Even though this Obi-Wan Kenobi (VC103) is clad in clone armor, it doesn’t look like he shares pieces with any clone trooper action figure released thus far. The torso and head are obviously unique sculptures, but the armored arms and lower legs look bulkier than the limbs used for the newer clones and they seem to have much sharper details than the older designs.
The head sculpt is a pretty decent likeness to Ewan McGregor circa Revenge of the Sith up to the tiny mole sculpted on his forehead, although his features look a bit more gaunt, as if he had been living off standard issue rations for quite a while.

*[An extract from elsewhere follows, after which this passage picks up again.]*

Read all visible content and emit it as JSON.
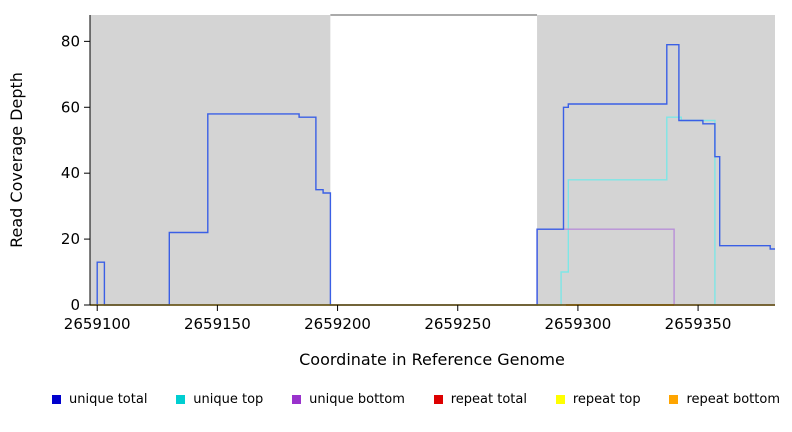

Articulation on Obi-Wan is quite good, short of lateral hip movement, and consists of:
• Ball jointed neck.
• Pegged hinge shoulders.
• Pegged hinge elbows.
• Swivel wrists.
• Swivel waist.
• Swivel hips.
• Pegged hinge knees.
• Pegged hinge ankles.
This is a pretty consistent articulation design and the implementation is quite functional. On the recent Clone Wars styled Anakin Skywalker figure Hasbro included hinges at the wrists, but for most intents and purposes I find that simple swivel wrists is more than enough this time.
The paint applications on Kenobi are very neat and the armor shows some dirt stains that unfortunately don’t extend to the jedi robes, although the overall look is just fine.
Obi-Wan comes equipped with a blue lightsaber and a deactivated silver hilt that can be affixed to his waist. As a side note, while the active lightsaber is made from fairly rigid plastic, the deactivated hilt is made from softer rubber, which would help in preventing the piece from breaking in the long run.
So, while a partially armored Obi-Wan Kenobi is not necessarily a groundbreaking concept anymore, I found out that this time the execution of it is quite a worthy addition to my collection.